La proposta dell’onorevole Dario Franceschini di attribuire il cognome della sola madre ai figli è di quelle che “spiazzano”. Infatti, quando il “nuovo”, il “mai sentito” irrompe nel dibattito politico, le iniziali resistenze sono anche comprensibili. Qualcuno si arrocca nelle sue certezze consolidate. Altri, invece, traggono spunto dalle stesse perplessità per rimetterle in discussione, alla ricerca di punti di vista differenti rispetto a chi ha preferito bollare la proposta come una discriminazione, che si sostituisce a un’altra, nel tentativo di contrappore il matriarcato al patriarcato. È davvero così? Forse, si potrebbe anche andare alla ricerca di altre chiavi di lettura.

Le cose nuove vanno decodificate facendo ricorso a pensieri nuovi. Ad esempio, non potrebbe trattarsi, più semplicemente, di un effetto del riconoscimento, per certi aspetti addirittura scontato (come abbiamo fatto a non capirlo prima?) di un “ruolo” naturale delle donne che non deve la sua origine a categorie come società, cultura, legge? È la Natura, infatti, che ha creato un legame indissolubile e ancestrale tra la madre e i figli. Il periodo della gestazione, il momento del parto sono un “miracolo” la cui grandezza, magia è difficile da spiegare con parole umane, in quanto attengono alla sfera del divino e al divino si approcciano. A questo “protagonismo femminile”, i padri che, nella quasi totalità dei casi, tranne rare eccezioni, gestivano il potere e sedevano nelle assemblee e nei consessi politici hanno risposto con il patronimico, imposto appunto dalla legge positiva che si propone l’obiettivo di “correggere” la natura.

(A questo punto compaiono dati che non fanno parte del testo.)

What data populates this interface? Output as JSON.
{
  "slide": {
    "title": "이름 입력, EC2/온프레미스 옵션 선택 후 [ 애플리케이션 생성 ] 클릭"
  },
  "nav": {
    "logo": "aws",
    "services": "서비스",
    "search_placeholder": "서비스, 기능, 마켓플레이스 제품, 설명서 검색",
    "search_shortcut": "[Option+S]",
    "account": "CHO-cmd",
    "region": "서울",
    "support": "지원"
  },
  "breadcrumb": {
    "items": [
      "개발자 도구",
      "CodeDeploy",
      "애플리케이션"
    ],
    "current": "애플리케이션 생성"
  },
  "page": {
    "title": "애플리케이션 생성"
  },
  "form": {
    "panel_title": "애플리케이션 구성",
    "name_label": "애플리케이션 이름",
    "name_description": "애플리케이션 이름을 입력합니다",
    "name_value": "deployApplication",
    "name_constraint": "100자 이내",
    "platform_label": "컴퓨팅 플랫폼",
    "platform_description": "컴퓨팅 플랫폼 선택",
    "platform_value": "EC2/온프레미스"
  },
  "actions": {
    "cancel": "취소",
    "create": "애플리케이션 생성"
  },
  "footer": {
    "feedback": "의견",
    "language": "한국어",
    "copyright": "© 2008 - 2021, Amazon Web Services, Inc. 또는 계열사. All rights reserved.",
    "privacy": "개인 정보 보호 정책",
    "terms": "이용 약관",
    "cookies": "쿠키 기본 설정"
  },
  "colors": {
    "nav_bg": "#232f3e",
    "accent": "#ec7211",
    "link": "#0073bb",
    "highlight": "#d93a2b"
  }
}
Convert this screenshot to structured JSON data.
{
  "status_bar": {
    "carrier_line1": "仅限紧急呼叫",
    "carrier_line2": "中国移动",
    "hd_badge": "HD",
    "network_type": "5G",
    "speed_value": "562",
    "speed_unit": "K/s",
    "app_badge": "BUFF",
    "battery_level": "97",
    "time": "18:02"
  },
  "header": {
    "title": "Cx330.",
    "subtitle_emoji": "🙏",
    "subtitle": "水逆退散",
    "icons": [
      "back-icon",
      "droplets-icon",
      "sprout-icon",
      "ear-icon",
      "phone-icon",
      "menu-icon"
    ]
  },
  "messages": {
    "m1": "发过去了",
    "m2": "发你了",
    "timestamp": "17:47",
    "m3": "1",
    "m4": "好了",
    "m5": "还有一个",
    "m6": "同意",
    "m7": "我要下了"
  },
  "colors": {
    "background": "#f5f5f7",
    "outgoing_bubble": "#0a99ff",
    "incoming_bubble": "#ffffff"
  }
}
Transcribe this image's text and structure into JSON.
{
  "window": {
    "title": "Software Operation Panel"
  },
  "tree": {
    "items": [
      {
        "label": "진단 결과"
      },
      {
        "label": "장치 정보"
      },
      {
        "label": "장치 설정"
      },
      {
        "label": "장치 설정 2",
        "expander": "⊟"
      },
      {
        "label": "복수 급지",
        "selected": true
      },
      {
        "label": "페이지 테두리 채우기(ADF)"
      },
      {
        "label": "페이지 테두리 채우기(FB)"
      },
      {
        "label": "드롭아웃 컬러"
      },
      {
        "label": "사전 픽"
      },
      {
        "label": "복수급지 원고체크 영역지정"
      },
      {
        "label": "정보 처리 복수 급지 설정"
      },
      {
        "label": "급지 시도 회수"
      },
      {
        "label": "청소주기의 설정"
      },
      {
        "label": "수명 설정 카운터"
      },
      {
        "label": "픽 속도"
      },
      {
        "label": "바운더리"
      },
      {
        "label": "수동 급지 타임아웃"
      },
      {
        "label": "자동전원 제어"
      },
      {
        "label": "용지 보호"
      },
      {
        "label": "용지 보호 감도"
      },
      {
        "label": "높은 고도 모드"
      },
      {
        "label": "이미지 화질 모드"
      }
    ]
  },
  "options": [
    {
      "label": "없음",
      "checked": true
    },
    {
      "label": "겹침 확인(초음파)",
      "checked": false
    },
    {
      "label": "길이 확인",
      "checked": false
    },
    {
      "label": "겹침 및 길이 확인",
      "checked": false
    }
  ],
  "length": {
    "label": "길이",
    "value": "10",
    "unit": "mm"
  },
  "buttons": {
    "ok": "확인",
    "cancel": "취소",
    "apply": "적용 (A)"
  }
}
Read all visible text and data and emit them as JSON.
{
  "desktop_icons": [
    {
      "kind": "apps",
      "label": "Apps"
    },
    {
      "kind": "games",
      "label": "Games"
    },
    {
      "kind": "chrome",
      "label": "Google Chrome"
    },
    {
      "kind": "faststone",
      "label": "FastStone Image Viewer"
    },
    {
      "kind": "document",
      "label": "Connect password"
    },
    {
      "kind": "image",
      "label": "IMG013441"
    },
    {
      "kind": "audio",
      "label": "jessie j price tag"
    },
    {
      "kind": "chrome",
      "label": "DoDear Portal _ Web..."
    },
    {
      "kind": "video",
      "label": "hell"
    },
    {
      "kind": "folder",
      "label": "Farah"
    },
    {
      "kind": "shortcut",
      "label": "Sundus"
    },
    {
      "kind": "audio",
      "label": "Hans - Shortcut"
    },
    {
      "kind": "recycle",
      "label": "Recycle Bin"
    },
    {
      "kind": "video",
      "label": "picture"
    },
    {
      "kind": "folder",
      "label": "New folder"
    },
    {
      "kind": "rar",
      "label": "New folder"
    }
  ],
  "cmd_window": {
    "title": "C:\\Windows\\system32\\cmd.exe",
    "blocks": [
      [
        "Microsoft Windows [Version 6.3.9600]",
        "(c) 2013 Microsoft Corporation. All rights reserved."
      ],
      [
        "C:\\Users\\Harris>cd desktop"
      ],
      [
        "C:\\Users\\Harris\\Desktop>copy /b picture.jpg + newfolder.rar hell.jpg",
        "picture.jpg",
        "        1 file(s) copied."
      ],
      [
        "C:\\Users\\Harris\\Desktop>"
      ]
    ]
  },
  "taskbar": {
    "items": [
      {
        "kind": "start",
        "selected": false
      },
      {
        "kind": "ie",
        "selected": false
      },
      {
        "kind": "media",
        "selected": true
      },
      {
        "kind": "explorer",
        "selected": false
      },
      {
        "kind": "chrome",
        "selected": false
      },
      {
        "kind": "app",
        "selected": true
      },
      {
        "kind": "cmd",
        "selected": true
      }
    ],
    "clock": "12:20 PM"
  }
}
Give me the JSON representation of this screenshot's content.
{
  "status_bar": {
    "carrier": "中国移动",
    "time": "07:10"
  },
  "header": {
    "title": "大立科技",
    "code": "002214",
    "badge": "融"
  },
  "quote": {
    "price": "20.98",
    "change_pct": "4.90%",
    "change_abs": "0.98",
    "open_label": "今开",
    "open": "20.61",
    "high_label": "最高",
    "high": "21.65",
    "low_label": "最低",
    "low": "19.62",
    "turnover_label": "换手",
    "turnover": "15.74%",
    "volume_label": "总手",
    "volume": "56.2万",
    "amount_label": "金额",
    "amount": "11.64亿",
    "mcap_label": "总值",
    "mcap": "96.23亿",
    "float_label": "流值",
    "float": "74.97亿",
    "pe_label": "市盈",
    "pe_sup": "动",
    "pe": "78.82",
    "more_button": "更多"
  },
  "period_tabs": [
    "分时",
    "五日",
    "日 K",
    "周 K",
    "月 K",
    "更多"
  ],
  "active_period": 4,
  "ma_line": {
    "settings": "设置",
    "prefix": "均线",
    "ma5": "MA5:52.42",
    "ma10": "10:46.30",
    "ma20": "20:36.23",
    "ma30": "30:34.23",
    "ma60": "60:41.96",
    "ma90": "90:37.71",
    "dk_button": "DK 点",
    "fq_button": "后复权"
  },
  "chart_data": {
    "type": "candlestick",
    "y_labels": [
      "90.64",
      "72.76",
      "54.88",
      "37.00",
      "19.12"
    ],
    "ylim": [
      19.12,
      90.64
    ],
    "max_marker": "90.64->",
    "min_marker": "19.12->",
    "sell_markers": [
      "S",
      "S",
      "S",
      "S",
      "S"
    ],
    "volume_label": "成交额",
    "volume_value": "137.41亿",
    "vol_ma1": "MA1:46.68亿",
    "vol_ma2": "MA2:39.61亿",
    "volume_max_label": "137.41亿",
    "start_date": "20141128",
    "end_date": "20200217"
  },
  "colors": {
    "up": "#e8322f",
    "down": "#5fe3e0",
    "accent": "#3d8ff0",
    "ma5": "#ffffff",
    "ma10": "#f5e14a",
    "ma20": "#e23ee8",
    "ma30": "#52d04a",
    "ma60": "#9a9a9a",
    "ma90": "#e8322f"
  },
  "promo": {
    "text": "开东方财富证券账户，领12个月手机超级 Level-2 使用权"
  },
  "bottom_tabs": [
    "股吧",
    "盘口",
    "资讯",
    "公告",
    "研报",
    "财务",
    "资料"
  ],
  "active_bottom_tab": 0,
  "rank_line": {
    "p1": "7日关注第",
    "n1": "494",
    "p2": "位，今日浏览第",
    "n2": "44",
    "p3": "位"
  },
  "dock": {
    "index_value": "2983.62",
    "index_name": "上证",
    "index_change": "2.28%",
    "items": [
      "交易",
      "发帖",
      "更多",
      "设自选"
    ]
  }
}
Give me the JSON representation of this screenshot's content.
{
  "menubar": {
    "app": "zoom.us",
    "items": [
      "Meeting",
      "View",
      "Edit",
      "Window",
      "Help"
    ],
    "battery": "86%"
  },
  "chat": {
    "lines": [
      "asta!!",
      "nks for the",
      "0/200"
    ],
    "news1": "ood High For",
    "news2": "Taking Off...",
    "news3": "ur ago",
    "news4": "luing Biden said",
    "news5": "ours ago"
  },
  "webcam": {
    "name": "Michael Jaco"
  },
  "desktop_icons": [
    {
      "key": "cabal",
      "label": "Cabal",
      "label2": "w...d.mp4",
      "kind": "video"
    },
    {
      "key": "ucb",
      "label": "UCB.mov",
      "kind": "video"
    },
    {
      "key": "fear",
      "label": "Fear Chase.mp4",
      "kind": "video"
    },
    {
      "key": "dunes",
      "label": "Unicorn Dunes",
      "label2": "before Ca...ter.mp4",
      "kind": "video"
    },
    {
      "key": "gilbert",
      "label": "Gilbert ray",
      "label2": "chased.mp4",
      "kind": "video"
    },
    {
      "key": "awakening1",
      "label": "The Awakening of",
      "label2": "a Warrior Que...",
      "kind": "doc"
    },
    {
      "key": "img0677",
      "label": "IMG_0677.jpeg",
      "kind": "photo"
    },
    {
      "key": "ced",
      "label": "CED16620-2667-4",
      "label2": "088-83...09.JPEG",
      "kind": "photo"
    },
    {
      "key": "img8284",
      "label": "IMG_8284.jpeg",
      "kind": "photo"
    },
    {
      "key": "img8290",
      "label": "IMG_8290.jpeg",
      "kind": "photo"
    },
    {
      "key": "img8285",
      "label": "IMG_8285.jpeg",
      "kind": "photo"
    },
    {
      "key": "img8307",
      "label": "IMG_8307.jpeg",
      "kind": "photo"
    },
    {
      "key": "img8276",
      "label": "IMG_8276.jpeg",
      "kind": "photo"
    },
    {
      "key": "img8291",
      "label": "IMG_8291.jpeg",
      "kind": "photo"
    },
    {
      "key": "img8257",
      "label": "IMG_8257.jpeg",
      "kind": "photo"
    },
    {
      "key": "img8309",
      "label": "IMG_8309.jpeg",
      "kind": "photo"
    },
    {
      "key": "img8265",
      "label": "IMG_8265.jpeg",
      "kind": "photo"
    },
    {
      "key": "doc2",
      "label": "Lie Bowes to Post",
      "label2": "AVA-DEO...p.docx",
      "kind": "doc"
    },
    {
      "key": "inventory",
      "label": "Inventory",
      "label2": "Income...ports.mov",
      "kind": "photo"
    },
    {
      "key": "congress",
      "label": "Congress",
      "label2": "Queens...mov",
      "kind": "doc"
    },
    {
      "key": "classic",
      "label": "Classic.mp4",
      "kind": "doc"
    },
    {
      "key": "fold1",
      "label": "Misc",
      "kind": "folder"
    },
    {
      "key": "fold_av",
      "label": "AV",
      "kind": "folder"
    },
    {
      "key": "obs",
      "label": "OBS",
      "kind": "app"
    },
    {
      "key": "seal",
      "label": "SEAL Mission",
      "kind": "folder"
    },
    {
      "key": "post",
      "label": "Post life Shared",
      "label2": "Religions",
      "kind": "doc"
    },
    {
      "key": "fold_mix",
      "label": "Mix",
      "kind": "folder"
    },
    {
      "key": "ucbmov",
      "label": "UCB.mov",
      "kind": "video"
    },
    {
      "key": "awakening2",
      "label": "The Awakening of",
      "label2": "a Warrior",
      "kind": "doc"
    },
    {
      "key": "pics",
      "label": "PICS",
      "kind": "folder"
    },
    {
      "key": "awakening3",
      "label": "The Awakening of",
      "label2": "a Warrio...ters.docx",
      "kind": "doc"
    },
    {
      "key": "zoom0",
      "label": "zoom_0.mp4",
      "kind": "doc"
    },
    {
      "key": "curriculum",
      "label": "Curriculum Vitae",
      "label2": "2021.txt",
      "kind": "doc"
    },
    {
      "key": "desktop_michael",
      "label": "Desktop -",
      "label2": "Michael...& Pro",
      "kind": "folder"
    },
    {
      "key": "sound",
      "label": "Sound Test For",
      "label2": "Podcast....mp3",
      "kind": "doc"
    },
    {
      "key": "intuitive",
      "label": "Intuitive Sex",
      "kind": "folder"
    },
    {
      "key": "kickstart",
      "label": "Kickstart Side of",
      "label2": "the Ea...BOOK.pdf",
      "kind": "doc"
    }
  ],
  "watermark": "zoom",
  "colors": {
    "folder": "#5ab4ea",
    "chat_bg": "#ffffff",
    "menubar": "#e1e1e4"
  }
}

Abuso di potere, azione di forza perpetrata nei confronti delle donne? Atto di difesa, verso eventuali raggiri, giacché solo la maternità è certa, come nel gesto del pater familias romano di sollevare il bambino appena nato, dovuto alla necessità di un riconoscimento senza il quale il neonato sarebbe stato esposto e non avrebbe mai fatto parte della famiglia? Oppure, la volontà, mossa dalle migliori intenzioni, di responsabilizzare i padri, coinvolgendoli attivamente, nella genitorialità, affinché non diventi solo “una questione di donne”? L’una o l’altra ragione è collegabile ai diversi periodi storici. Se nella società contemporanea, non è più contemplata la possibilità che un figlio possa essere considerato una proprietà sul quale apporre un “marchio” che ne garantisca l’autenticità, è però ancora presente l’dea che dalla consuetudine del patronimico possano derivare assunzioni di responsabilità affettiva e doveri.

Ma è proprio indispensabile che ci sia un cognome affinché un padre ami e si prenda cura di suo figlio? Sicuramente, no. Pertanto, non vi è proprio nessuna ragione per non prendere almeno in considerazione la possibilità di introdurre il matronimico nell’ordinamento giuridico italiano soprattutto al fine di evitare che i bizantinismi del doppio cognome o il ricorso alla scelta consensuale possano rendere inattuabile, o non completamente attuabile, il nuovo corso che si vorrebbe inaugurare o, peggio, trasformarsi in un veicolo di divisioni familiari.